我想比较下面的两个列表。 edges是元组列表,而b_edge是元组的嵌套列表。我想要的是追加edges[i][2] to all b_edge[i][j] if b_edge[i][j] == edge[0:2].
以下是清单:
edges = [('1.0', '2.0',{'length':0.35}),('2.0', '3.0',{'length':0.46,}),('3.0', '4.0', {'length':0.49}),(4.0, 5.0,{'length':0.22}),('5.0', '6.0',{'length':0.54}),('6.0', '7.0', {'length':0.49}),('7.0', '8.0',{'length':0.22}),(5.0, 6.0,{'length':0.54})]
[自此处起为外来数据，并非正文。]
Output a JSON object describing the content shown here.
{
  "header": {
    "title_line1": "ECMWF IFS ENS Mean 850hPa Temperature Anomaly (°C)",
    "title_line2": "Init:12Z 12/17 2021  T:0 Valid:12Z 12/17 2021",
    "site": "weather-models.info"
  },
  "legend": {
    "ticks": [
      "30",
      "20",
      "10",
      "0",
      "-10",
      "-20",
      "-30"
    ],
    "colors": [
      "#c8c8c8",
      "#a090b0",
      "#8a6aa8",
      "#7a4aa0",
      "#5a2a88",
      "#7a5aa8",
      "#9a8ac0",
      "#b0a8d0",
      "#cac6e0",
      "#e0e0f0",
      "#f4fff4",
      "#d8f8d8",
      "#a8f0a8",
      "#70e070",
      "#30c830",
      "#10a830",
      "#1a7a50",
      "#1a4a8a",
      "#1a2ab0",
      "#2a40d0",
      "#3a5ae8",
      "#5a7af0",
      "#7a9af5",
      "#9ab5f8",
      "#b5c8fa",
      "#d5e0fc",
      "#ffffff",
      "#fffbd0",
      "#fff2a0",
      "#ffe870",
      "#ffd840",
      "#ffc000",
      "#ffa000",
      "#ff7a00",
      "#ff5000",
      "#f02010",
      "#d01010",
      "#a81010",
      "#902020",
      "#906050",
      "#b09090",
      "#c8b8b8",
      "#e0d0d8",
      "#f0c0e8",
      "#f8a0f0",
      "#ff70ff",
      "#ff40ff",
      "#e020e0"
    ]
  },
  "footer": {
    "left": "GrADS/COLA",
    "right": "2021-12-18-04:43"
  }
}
b_edge = [[('1.0', '2.0'), ('2.0', '3.0'), ('3.0', '4.0')], [('5.0', '6.0'), ('6.0', '7.0'), ('7.0', '8.0')]]
期望的输出:
[[('1.0', '2.0', {'length': 0.35}), ('2.0', '3.0', {'length': 0.46}), ('3.0', '4.0', {'length': 0.49})], [('5.0', '6.0', {'length': 0.35}), ('6.0', '7.0', {'length': 0.46}), ('7.0', '8.0', {'length': 0.49})]
我试过了:
result = []
for j in b_edge:
temp = []
for l,k in enumerate(j):
if j[l][0:2] == edges[l][:2]:
temp.append(k + (edges[l][2],))
result.append(temp)
print 'result', result
并且还在SO compare two lists and print out unequal elements和类似问题上检查了这些答案,但它们与我想要的完全不符。
得到了这个结果:
[[('1.0', '2.0', {'length': 0.35}), ('2.0', '3.0', {'length': 0.46}), ('3.0', '4.0', {'length': 0.49})], []]
似乎只将字典附加到嵌套列表中的第一个元素,而第二个元素只输出一个空列表。
谢谢。
答案 0 :(得分:2)
一个荣耀的衬垫:
result = [[edge for edge in edges if (edge[0], edge[1]) in edge_group] for edge_group in b_edge]
现在,我的嘴里的边缘感觉很奇怪。
另外,我知道你说的数据就是你如何得到的,但我个人仍然会把它改成像这样的字典:
edge_lengths = {(edge[0], edge[1]): edge[2]['length'] for edge in edges}
# Gives you:
# {('1.0', '2.0'): 0.35, ('3.0', '4.0'): 0.49, ... , ('5.0', '6.0'): 0.54}
# Get lengths
print [[edge_lengths[edge] for edge in edge_group] for edge_group in b_edge]
# [[0.35, 0.46, 0.49], [0.54, 0.49, 0.22]]
当然取决于你:)
答案 1 :(得分:2)
试试这个:
result = b_edge
tmp_dict = { (i[0],i[1]): i[2] for i in edges }
for index_j, j in enumerate(b_edge):
for index_i, i in enumerate(j):
if i in tmp_dict:
result[index_j][index_i] = result[index_j][index_i] + (tmp_dict[i],)
我创建了一个字典,用于将您的元组映射到您的{“length”}字典,并用它来产生您想要的输出。
答案 2 :(得分:1)
我会创建一个数字元组的映射到这样的长度:
>>> num_to_len = {x[0:2]:x[2] for x in edges}
>>> num_to_len
{(4.0, 5.0): {'length': 0.22}, ('3.0', '4.0'): {'length': 0.49}, (5.0, 6.0): {'length': 0.54}, ('1.0', '2.0'): {'length': 0.35}, ('6.0', '7.0'): {'length': 0.49}, ('2.0', '3.0'): {'length': 0.46}, ('7.0', '8.0'): {'length': 0.22}, ('5.0', '6.0'): {'length': 0.54}}
然后像这样建立你想要的结果:
>>> [[x if x not in num_to_len else x+(num_to_len[x],) for x in b_edge[0]]]
[[('1.0', '2.0', {'length': 0.35}), ('2.0', '3.0', {'length': 0.46}), ('3.0', '4.0', {'length': 0.49})]]
请注意,如您指定的那样将所有内容包装在另一个列表中可能不是必需的。因此,除非您有充分的理由,否则请跳过列表解析中最外面的括号。